In a document titled “Description of Physical Pressures,” potential physical and psychological pressures are discussed to include a facial slap, use of diapers, “insects,” and “mock burial.”
“One possibility is to threaten to place stinging insects into the cramped confinement box with” the detainee “but instead place harmless insects,” the document says.
It also says a “mock burial” would involve placing the prisoner in “a cramped confinement box that resembles a coffin.

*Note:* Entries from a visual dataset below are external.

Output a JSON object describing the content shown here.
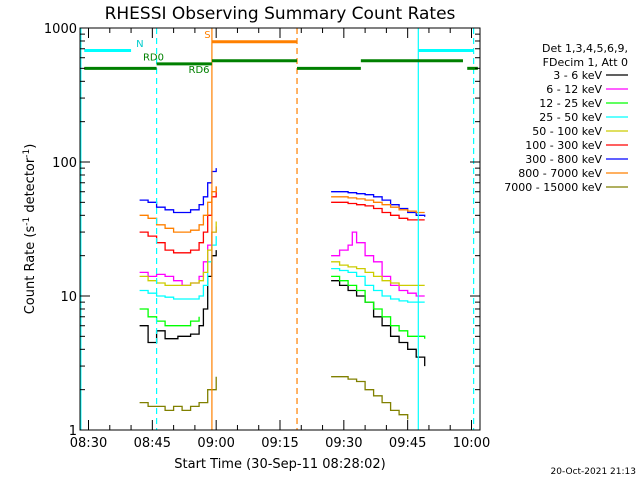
{
  "chart_data": {
    "type": "line",
    "title": "RHESSI Observing Summary Count Rates",
    "xlabel": "Start Time (30-Sep-11 08:28:02)",
    "ylabel_main": "Count Rate (s",
    "ylabel_sup": "-1",
    "ylabel_mid": " detector",
    "ylabel_sup2": "-1",
    "ylabel_end": ")",
    "xlim": [
      508,
      602
    ],
    "ylim": [
      1,
      1000
    ],
    "yscale": "log",
    "xticks": [
      {
        "v": 510,
        "label": "08:30"
      },
      {
        "v": 525,
        "label": "08:45"
      },
      {
        "v": 540,
        "label": "09:00"
      },
      {
        "v": 555,
        "label": "09:15"
      },
      {
        "v": 570,
        "label": "09:30"
      },
      {
        "v": 585,
        "label": "09:45"
      },
      {
        "v": 600,
        "label": "10:00"
      }
    ],
    "yticks": [
      {
        "v": 1,
        "label": "1"
      },
      {
        "v": 10,
        "label": "10"
      },
      {
        "v": 100,
        "label": "100"
      },
      {
        "v": 1000,
        "label": "1000"
      }
    ],
    "legend_header": [
      "Det 1,3,4,5,6,9,",
      "FDecim 1, Att 0"
    ],
    "series": [
      {
        "name": "3 - 6 keV",
        "color": "#000000",
        "segments": [
          [
            [
              522,
              6
            ],
            [
              524,
              4.5
            ],
            [
              526,
              5.5
            ],
            [
              528,
              4.8
            ],
            [
              531,
              5
            ],
            [
              534,
              5.2
            ],
            [
              536,
              6
            ],
            [
              537,
              8
            ],
            [
              538,
              14
            ],
            [
              539,
              20
            ],
            [
              540,
              22
            ]
          ],
          [
            [
              567,
              13
            ],
            [
              569,
              12
            ],
            [
              571,
              11
            ],
            [
              573,
              10
            ],
            [
              575,
              9
            ],
            [
              577,
              7
            ],
            [
              579,
              6
            ],
            [
              581,
              5
            ],
            [
              583,
              4.5
            ],
            [
              585,
              4
            ],
            [
              587,
              3.5
            ],
            [
              589,
              3
            ]
          ]
        ]
      },
      {
        "name": "6 - 12 keV",
        "color": "#ff00ff",
        "segments": [
          [
            [
              522,
              15
            ],
            [
              524,
              14
            ],
            [
              526,
              14.5
            ],
            [
              528,
              14
            ],
            [
              530,
              13
            ],
            [
              532,
              12
            ],
            [
              534,
              12.5
            ],
            [
              536,
              14
            ],
            [
              537,
              18
            ],
            [
              538,
              24
            ],
            [
              539,
              30
            ],
            [
              540,
              33
            ]
          ],
          [
            [
              567,
              20
            ],
            [
              569,
              22
            ],
            [
              571,
              24
            ],
            [
              572,
              30
            ],
            [
              573,
              25
            ],
            [
              575,
              20
            ],
            [
              577,
              18
            ],
            [
              579,
              14
            ],
            [
              581,
              12
            ],
            [
              583,
              11
            ],
            [
              585,
              10.5
            ],
            [
              587,
              10
            ],
            [
              589,
              10
            ]
          ]
        ]
      },
      {
        "name": "12 - 25 keV",
        "color": "#00ff00",
        "segments": [
          [
            [
              522,
              8
            ],
            [
              524,
              7
            ],
            [
              526,
              6.5
            ],
            [
              528,
              6
            ],
            [
              530,
              6
            ],
            [
              532,
              6
            ],
            [
              534,
              6.5
            ],
            [
              536,
              7
            ]
          ],
          [
            [
              567,
              14
            ],
            [
              569,
              13
            ],
            [
              571,
              12
            ],
            [
              573,
              11
            ],
            [
              575,
              9
            ],
            [
              577,
              8
            ],
            [
              579,
              7
            ],
            [
              581,
              6
            ],
            [
              583,
              5.5
            ],
            [
              585,
              5
            ],
            [
              587,
              5
            ],
            [
              589,
              4.8
            ]
          ]
        ]
      },
      {
        "name": "25 - 50 keV",
        "color": "#00ffff",
        "segments": [
          [
            [
              522,
              11
            ],
            [
              524,
              10.5
            ],
            [
              526,
              10
            ],
            [
              528,
              9.8
            ],
            [
              530,
              9.5
            ],
            [
              532,
              9.5
            ],
            [
              534,
              9.5
            ],
            [
              536,
              10
            ],
            [
              537,
              12
            ],
            [
              538,
              18
            ],
            [
              539,
              24
            ],
            [
              540,
              28
            ]
          ],
          [
            [
              567,
              16
            ],
            [
              569,
              15.5
            ],
            [
              571,
              15
            ],
            [
              573,
              14
            ],
            [
              575,
              12
            ],
            [
              577,
              11
            ],
            [
              579,
              10
            ],
            [
              581,
              9.5
            ],
            [
              583,
              9.2
            ],
            [
              585,
              9
            ],
            [
              587,
              9
            ],
            [
              589,
              9
            ]
          ]
        ]
      },
      {
        "name": "50 - 100 keV",
        "color": "#cccc00",
        "segments": [
          [
            [
              522,
              14
            ],
            [
              524,
              13
            ],
            [
              526,
              12.5
            ],
            [
              528,
              12
            ],
            [
              530,
              12
            ],
            [
              532,
              12
            ],
            [
              534,
              12.5
            ],
            [
              536,
              13
            ],
            [
              537,
              15
            ],
            [
              538,
              22
            ],
            [
              539,
              30
            ],
            [
              540,
              36
            ]
          ],
          [
            [
              567,
              18
            ],
            [
              569,
              17
            ],
            [
              571,
              16.5
            ],
            [
              573,
              16
            ],
            [
              575,
              15
            ],
            [
              577,
              14
            ],
            [
              579,
              13
            ],
            [
              581,
              12.5
            ],
            [
              583,
              12
            ],
            [
              585,
              12
            ],
            [
              587,
              12
            ],
            [
              589,
              12
            ]
          ]
        ]
      },
      {
        "name": "100 - 300 keV",
        "color": "#ff0000",
        "segments": [
          [
            [
              522,
              30
            ],
            [
              524,
              28
            ],
            [
              526,
              25
            ],
            [
              528,
              22
            ],
            [
              530,
              21
            ],
            [
              532,
              21
            ],
            [
              534,
              22
            ],
            [
              536,
              25
            ],
            [
              537,
              30
            ],
            [
              538,
              40
            ],
            [
              539,
              55
            ],
            [
              540,
              65
            ]
          ],
          [
            [
              567,
              50
            ],
            [
              569,
              50
            ],
            [
              571,
              49
            ],
            [
              573,
              48
            ],
            [
              575,
              47
            ],
            [
              577,
              45
            ],
            [
              579,
              42
            ],
            [
              581,
              40
            ],
            [
              583,
              38
            ],
            [
              585,
              37
            ],
            [
              587,
              37
            ],
            [
              589,
              37
            ]
          ]
        ]
      },
      {
        "name": "300 - 800 keV",
        "color": "#0000ff",
        "segments": [
          [
            [
              522,
              52
            ],
            [
              524,
              50
            ],
            [
              526,
              46
            ],
            [
              528,
              44
            ],
            [
              530,
              42
            ],
            [
              532,
              42
            ],
            [
              534,
              44
            ],
            [
              536,
              48
            ],
            [
              537,
              55
            ],
            [
              538,
              70
            ],
            [
              539,
              85
            ],
            [
              540,
              90
            ]
          ],
          [
            [
              567,
              60
            ],
            [
              569,
              60
            ],
            [
              571,
              59
            ],
            [
              573,
              58
            ],
            [
              575,
              57
            ],
            [
              577,
              55
            ],
            [
              579,
              52
            ],
            [
              581,
              48
            ],
            [
              583,
              45
            ],
            [
              585,
              42
            ],
            [
              587,
              40
            ],
            [
              589,
              39
            ]
          ]
        ]
      },
      {
        "name": "800 - 7000 keV",
        "color": "#ff8000",
        "segments": [
          [
            [
              522,
              40
            ],
            [
              524,
              38
            ],
            [
              526,
              34
            ],
            [
              528,
              32
            ],
            [
              530,
              30
            ],
            [
              532,
              30
            ],
            [
              534,
              31
            ],
            [
              536,
              34
            ],
            [
              537,
              40
            ],
            [
              538,
              50
            ],
            [
              539,
              60
            ],
            [
              540,
              66
            ]
          ],
          [
            [
              567,
              55
            ],
            [
              569,
              55
            ],
            [
              571,
              54
            ],
            [
              573,
              53
            ],
            [
              575,
              52
            ],
            [
              577,
              50
            ],
            [
              579,
              48
            ],
            [
              581,
              46
            ],
            [
              583,
              44
            ],
            [
              585,
              43
            ],
            [
              587,
              42
            ],
            [
              589,
              42
            ]
          ]
        ]
      },
      {
        "name": "7000 - 15000 keV",
        "color": "#808000",
        "segments": [
          [
            [
              522,
              1.6
            ],
            [
              524,
              1.5
            ],
            [
              526,
              1.5
            ],
            [
              528,
              1.4
            ],
            [
              530,
              1.5
            ],
            [
              532,
              1.4
            ],
            [
              534,
              1.5
            ],
            [
              536,
              1.6
            ],
            [
              538,
              2
            ],
            [
              540,
              2.5
            ]
          ],
          [
            [
              567,
              2.5
            ],
            [
              569,
              2.5
            ],
            [
              571,
              2.4
            ],
            [
              573,
              2.3
            ],
            [
              575,
              2
            ],
            [
              577,
              1.8
            ],
            [
              579,
              1.6
            ],
            [
              581,
              1.4
            ],
            [
              583,
              1.3
            ],
            [
              585,
              1.2
            ]
          ]
        ]
      }
    ],
    "annotations": {
      "rd0_label": "RD0",
      "rd6_label": "RD6",
      "n_label": "N",
      "s_label": "S"
    },
    "vlines": [
      {
        "x": 508.2,
        "color": "#00ffff",
        "style": "solid"
      },
      {
        "x": 526.0,
        "color": "#00ffff",
        "style": "dashed"
      },
      {
        "x": 539.0,
        "color": "#ff8000",
        "style": "solid"
      },
      {
        "x": 559.0,
        "color": "#ff8000",
        "style": "dashed"
      },
      {
        "x": 587.5,
        "color": "#00ffff",
        "style": "solid"
      },
      {
        "x": 600.5,
        "color": "#00ffff",
        "style": "dashed"
      }
    ],
    "hbars": [
      {
        "x0": 509,
        "x1": 520,
        "y": 680,
        "color": "#00ffff"
      },
      {
        "x0": 587.5,
        "x1": 600.5,
        "y": 680,
        "color": "#00ffff"
      },
      {
        "x0": 539,
        "x1": 559,
        "y": 790,
        "color": "#ff8000"
      },
      {
        "x0": 509,
        "x1": 526,
        "y": 500,
        "color": "#008000"
      },
      {
        "x0": 526,
        "x1": 539,
        "y": 540,
        "color": "#008000"
      },
      {
        "x0": 539,
        "x1": 559,
        "y": 570,
        "color": "#008000"
      },
      {
        "x0": 559,
        "x1": 574,
        "y": 500,
        "color": "#008000"
      },
      {
        "x0": 574,
        "x1": 598,
        "y": 570,
        "color": "#008000"
      },
      {
        "x0": 599,
        "x1": 601.5,
        "y": 500,
        "color": "#008000"
      }
    ],
    "timestamp": "20-Oct-2021 21:13"
  }
}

The box has hidden air holes to prevent suffocation.”
In one heavily redacted communique sent out on August 12, 2002, the author discourages CIA employees from using “speculative language as to the legality of given activities” and from making “judgment calls as to their legality.” The note concluded by saying “such language is not helpful.”
Another CIA official wrote more bluntly in an email that the interrogation program was a “train (wreck) waiting to happen and I intend to get the hell off the train before it happens.”

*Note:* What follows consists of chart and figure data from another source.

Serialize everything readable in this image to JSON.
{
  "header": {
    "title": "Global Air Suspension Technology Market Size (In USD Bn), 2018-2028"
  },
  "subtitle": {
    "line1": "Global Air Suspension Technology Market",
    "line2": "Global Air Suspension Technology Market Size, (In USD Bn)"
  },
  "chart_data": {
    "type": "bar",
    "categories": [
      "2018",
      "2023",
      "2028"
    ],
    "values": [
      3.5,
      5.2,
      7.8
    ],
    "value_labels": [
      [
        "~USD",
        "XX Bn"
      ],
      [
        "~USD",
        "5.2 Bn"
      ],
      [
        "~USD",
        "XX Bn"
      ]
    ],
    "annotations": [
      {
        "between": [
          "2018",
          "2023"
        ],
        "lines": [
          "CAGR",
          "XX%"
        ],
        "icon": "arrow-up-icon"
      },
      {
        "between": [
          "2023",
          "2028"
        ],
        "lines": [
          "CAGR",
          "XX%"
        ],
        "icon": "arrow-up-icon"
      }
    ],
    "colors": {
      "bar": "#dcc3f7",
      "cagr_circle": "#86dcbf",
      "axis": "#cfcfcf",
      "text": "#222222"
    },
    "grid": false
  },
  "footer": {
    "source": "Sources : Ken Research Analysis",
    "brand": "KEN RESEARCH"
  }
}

Much of the information contained in the documents has previously been made public, including during a Senate investigation in 2014.

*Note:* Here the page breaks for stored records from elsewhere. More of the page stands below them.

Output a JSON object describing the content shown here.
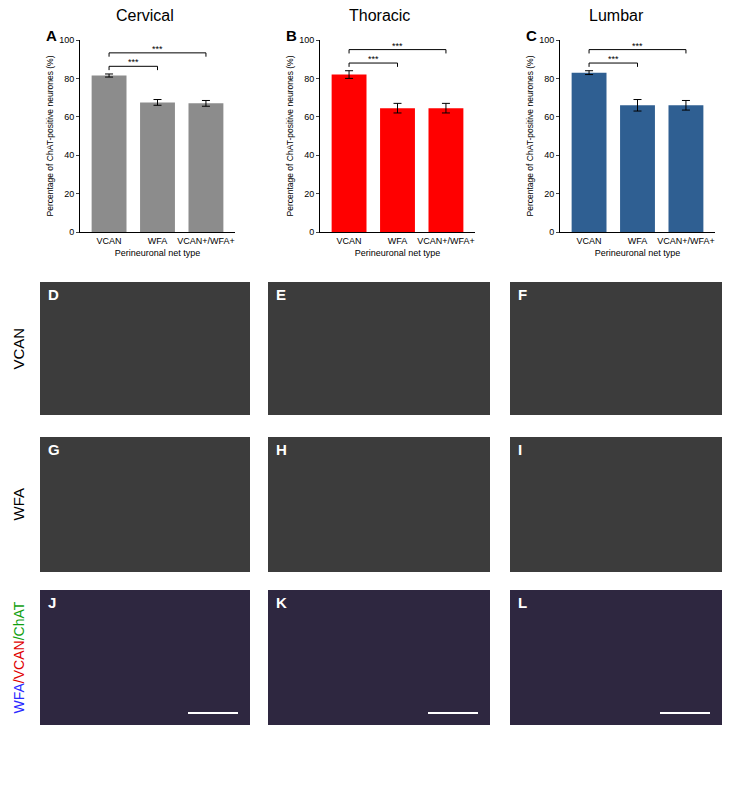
{
  "chart_data": [
    {
      "type": "bar",
      "panel_label": "A",
      "title": "Cervical",
      "categories": [
        "VCAN",
        "WFA",
        "VCAN+/WFA+"
      ],
      "values": [
        81.5,
        67.5,
        67
      ],
      "error": [
        0.8,
        1.5,
        1.5
      ],
      "color": "#8c8c8c",
      "x_label": "Perineuronal net type",
      "y_label": "Percentage of ChAT-positive neurones (%)",
      "ylim": [
        0,
        100
      ],
      "yticks": [
        0,
        20,
        40,
        60,
        80,
        100
      ],
      "significance": [
        {
          "from": "VCAN",
          "to": "WFA",
          "label": "***"
        },
        {
          "from": "VCAN",
          "to": "VCAN+/WFA+",
          "label": "***"
        }
      ]
    },
    {
      "type": "bar",
      "panel_label": "B",
      "title": "Thoracic",
      "categories": [
        "VCAN",
        "WFA",
        "VCAN+/WFA+"
      ],
      "values": [
        82,
        64.5,
        64.5
      ],
      "error": [
        2,
        2.5,
        2.5
      ],
      "color": "#ff0000",
      "x_label": "Perineuronal net type",
      "y_label": "Percentage of ChAT-positive neurones (%)",
      "ylim": [
        0,
        100
      ],
      "yticks": [
        0,
        20,
        40,
        60,
        80,
        100
      ],
      "significance": [
        {
          "from": "VCAN",
          "to": "WFA",
          "label": "***"
        },
        {
          "from": "VCAN",
          "to": "VCAN+/WFA+",
          "label": "***"
        }
      ]
    },
    {
      "type": "bar",
      "panel_label": "C",
      "title": "Lumbar",
      "categories": [
        "VCAN",
        "WFA",
        "VCAN+/WFA+"
      ],
      "values": [
        83,
        66,
        66
      ],
      "error": [
        1,
        3,
        2.5
      ],
      "color": "#2f5f92",
      "x_label": "Perineuronal net type",
      "y_label": "Percentage of ChAT-positive neurones (%)",
      "ylim": [
        0,
        100
      ],
      "yticks": [
        0,
        20,
        40,
        60,
        80,
        100
      ],
      "significance": [
        {
          "from": "VCAN",
          "to": "WFA",
          "label": "***"
        },
        {
          "from": "VCAN",
          "to": "VCAN+/WFA+",
          "label": "***"
        }
      ]
    }
  ],
  "image_panels": {
    "panels": [
      [
        "D",
        "E",
        "F"
      ],
      [
        "G",
        "H",
        "I"
      ],
      [
        "J",
        "K",
        "L"
      ]
    ],
    "row_labels": [
      "VCAN",
      "WFA"
    ],
    "merge_label": [
      {
        "text": "WFA",
        "color": "#2a2aff"
      },
      {
        "text": "/VCAN",
        "color": "#e00000"
      },
      {
        "text": "/ChAT",
        "color": "#10a010"
      }
    ]
  }
}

According to one memo, even President George W. Bush was concerned about the interrogation practices. The memo dated June 7, 2006, says that during a meeting that same day, Bush’s then Director of the Central Intelligence Agency, Porter Goss, had said that the President “was concerned about the image of a detainee, chained to the ceiling, clothed in a diaper and forced to go to the bathroom on themselves.”
The memos also offer a robust defense of the interrogation tactics, with one official writing in March 2005: “We believe that intelligence acquired from these interrogations has been a key reason why al-Qa’ida has failed to launch a spectacular attack in the West since 11 September 2001.”
One of the memoranda provides some guidelines for the techniques.
“CIA officers and other personnel acting on behalf of CIA may use only Permissible Interrogation Techniques,” the memo says, adding that included waterboarding and forcing detainees to wear adult diapers for the purposes of “humiliation.”
The memo says the techniques “do incorporate physical or psychological pressure beyond standard techniques” but require medical and psychological personnel to be onsite during all interrogations employing these techniques and that those personnel “shall suspend the interrogation if they determine that significant and prolonged physical or mental injury, pain, or suffering is likely to result if the interrogation is not suspended.”
The document cache also includes an Inspector General’s report pertaining to the rendition and detention of German citizen Khalid Al-Masri. The report determined that Masri was wrongfully detained for months, even after the agency realized that he was no justification to hold him. It attributes this in part to “failures of both legal and management oversight.”
Another declassified report is an investigation into the death of the militant Gul Rahman in a detention facility in Afghanistan. The report details how he was subjected to constant music, sleep deprivation, stripped down to his diaper and placed in an “extremely cold” cell. Rahman was determined to have died of hypothermia while in detention.
“These newly declassified records add new detail to the public record of the CIA’s torture program and underscore the cruelty of the methods the agency used in its secret, overseas black sites,” Jameel Jaffer, ACLU deputy legal director, said in the ACLU’s press release.